Most recently I have been caught and stilled by the work of Annie Proulx, specifically Barkskins. The breadth and depth and beauty of the novel astonishes me. With historical accuracy and fictional power she’s covering the settling of Canada over generations, the great wealth offered by the country and native people and the gradual diminishing of both. She unfolds a panorama, vivid characters and scenes, cultures, customs, biases, wars, flora, fauna, illnesses, medicines, and in beautiful, clear, immediate prose. One needn’t grieve at the loss of a character, because he will surface again in the story of his sons or his sister or his enemy. Great achievements and great losses. Great writing. I love her and her talent.
And so it goes. I read, I write. I immerse myself in prose and ideas that enrich my world. Maybe I get stronger from resting a while and then I plunge on.
August 22, 2020
Spring Flight Poets
The writers and editors are aware that their art is not yet burnished to its ultimate perfection; they admit the presence of flaws in some facets of their handiwork; but they have had pleasure in writing and editing the poems, and they hope their friends will find pleasure in reading them.

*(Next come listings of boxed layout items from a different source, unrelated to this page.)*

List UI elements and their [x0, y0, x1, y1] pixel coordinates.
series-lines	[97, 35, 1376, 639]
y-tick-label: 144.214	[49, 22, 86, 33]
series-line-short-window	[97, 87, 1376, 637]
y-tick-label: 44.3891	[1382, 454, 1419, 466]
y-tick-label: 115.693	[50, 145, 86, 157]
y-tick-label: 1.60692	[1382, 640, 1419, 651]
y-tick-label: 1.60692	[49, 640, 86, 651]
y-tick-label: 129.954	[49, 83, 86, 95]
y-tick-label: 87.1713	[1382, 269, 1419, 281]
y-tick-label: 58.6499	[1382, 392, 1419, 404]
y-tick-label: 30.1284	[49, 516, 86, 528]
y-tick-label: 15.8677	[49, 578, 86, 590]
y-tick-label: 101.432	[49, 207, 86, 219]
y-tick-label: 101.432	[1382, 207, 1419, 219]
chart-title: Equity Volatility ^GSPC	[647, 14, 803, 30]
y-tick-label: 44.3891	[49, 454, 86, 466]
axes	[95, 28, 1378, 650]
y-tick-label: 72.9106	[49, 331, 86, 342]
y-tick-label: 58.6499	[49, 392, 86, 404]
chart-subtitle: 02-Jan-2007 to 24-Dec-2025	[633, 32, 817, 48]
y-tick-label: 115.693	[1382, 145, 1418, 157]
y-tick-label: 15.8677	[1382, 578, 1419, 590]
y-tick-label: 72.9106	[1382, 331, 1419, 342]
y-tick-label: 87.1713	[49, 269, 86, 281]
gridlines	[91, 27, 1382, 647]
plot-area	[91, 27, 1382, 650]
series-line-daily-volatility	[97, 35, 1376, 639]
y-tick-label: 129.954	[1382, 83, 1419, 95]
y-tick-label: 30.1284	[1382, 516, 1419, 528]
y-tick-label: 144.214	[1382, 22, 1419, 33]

This statement ends the preface to the first issue of Spring Flight, creative writing by members of the English Club of Central Missouri State Teachers College (now UCM), Warrensburg, Missouri in 1939. The contents page appears below. Copies of the first issue are probably scarce, but my copy is still in good shape. I’ll tag some or all of the names so relatives have a chance of finding them. I didn’t know any of the people though I recognize a name or two, from local buildings. The publication later became Cemost, then Pleiades.